Q.今回のアメリカを交渉に参加させるために排出量取引を無制限に使用できるようにするとか、吸収源をかなりの量認めるなどCOP6パート2で決めるルールを緩めることを考えているのか。
A.米国を議定書に参加させるための譲歩は避けたい。柔軟に考える用意はあるが、将来の地球環境保全という制約がある。温室効果ガスの実質的な削減が先進国で実施されなければならず、ひざまずいてまで米国に戻ってほしいと言うつもりはない。
Q.アメリカ抜きで批准するということの根拠は何か。各国から確約が取れているのか。
A.まだそこまでは進んでいない。G77内部での協議はまだないが、関心は抱いているようだ。また、ロシアからはアメリカ抜きでも交渉に留まる気持ちがあることを聞いている。
Q.アメリカがCOP6パート2に参加するということだが、参加する意味は何なのか。交渉を遅らせるつもりなのか。
A.意味は分からないが、COPは締約国会議であり、締約国であるアメリカが参加することは可能だ。アメリカが条約を批准したのはブッシュ大統領の父親ということもある。とにかく参加するということは良いニュースだ。アメリカが船にのるのが我々の目的で、アメリカを取り残すのが目的ではない。
Q.アメリカ抜きで発効するというメッセージを発表するタイミングが早かったのではないか。アメリカの参加がないと途上国も参加しないのではないか。
A.アメリカが京都議定書の問題点として途上国に削減目標がないことを上げているが、1950年以降二酸化炭素排出量の80%は先進国によるものである。先進国がまず削減し、途上国の削減目標については次の約束期間にむけて議論すべきだ。
EU代表団の記者発表資料(英文)

ピックアップ ‐EUとは? 欧州連合(EU)、欧州共同体(EC)、欧州委員会のちがい-

欧州連合(EU)の基礎となったのは1952年に設立された欧州石炭鉄鋼共同体(ECSC)、1958年に設立された欧州経済共同体(EEC)および欧 州原子力共同体(Euratom=ユーラトム)の3つの共同体です。1967年に3つの共同体の行政執行機関と意思決定機関がそれぞれ統合されて欧州共同 体(the European Communities = EC)が生まれました。統合により生まれたECの単一行政執行機関がEC委員会(the Commission of the European Communities)です。 1993年11月にマーストリヒト条約(欧州連合条約)が発効したことによって、ECの役割および権限の及ぶ領域以外に 新たな2領域(共通安全保障政策および司法・内務協力)を加えた機構、すなわち欧州連合(EU)が誕生しました。EUという呼称はそれまでECと呼ばれて いた地域や主体を指す代わりに用いることができます(例:EUの人口、日・EU間の協力)。  
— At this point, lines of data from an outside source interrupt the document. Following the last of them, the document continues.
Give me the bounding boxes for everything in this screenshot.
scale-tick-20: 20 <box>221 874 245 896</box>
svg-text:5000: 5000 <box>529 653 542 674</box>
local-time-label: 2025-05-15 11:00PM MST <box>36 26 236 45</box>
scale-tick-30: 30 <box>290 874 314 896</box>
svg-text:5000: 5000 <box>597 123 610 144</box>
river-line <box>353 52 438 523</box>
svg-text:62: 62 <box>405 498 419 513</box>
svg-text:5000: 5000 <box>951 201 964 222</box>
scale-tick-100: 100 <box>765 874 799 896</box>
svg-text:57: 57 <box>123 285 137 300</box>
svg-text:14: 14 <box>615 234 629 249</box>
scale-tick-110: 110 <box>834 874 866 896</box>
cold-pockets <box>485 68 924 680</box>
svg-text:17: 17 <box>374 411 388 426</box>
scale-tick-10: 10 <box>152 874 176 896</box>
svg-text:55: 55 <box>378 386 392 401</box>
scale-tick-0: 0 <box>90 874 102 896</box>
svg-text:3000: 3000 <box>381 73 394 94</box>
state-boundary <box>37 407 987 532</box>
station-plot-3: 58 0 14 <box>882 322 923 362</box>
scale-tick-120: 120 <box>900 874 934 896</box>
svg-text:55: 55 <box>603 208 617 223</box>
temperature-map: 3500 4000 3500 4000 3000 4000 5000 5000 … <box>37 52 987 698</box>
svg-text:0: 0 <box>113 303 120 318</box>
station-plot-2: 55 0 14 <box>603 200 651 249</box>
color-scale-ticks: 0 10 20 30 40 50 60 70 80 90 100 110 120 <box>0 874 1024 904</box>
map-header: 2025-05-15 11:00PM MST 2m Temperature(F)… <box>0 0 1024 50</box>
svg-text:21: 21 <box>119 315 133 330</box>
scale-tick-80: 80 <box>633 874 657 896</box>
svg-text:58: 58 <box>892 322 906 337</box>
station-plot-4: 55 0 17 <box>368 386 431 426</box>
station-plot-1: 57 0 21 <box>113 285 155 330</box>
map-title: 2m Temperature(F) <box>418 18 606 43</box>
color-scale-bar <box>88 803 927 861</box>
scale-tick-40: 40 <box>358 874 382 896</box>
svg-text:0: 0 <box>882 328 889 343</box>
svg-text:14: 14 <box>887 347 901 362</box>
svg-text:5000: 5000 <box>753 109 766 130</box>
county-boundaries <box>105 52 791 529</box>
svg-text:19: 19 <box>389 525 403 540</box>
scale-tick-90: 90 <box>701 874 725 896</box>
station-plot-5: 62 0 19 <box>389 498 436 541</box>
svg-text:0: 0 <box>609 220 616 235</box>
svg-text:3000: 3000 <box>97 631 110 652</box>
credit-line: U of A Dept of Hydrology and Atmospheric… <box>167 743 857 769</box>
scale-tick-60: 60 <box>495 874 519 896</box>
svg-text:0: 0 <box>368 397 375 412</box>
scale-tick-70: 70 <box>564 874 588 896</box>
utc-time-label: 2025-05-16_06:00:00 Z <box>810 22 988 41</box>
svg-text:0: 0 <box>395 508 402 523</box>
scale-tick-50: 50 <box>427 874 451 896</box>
前述のEC委員会は、マーストリヒト条約以降、欧州委員会(the European Commission)と呼ばれるようになり、EUにおける唯一の行政執行機関としての役割を果たしています。
駐日欧州委員会代表部ホームページより)  
今回訪日したEUの代表団は、EUの議長国、EUの次期議長国、欧州委員会の代表によるもので、EUトロイカと呼ばれています。 EUの議長国は、1月から6月、7月から12月という半年の任期で、加盟国の間で順番に交代します。現在の議長国は6月までスウェーデンで、7月からは、 ベルギーとなります。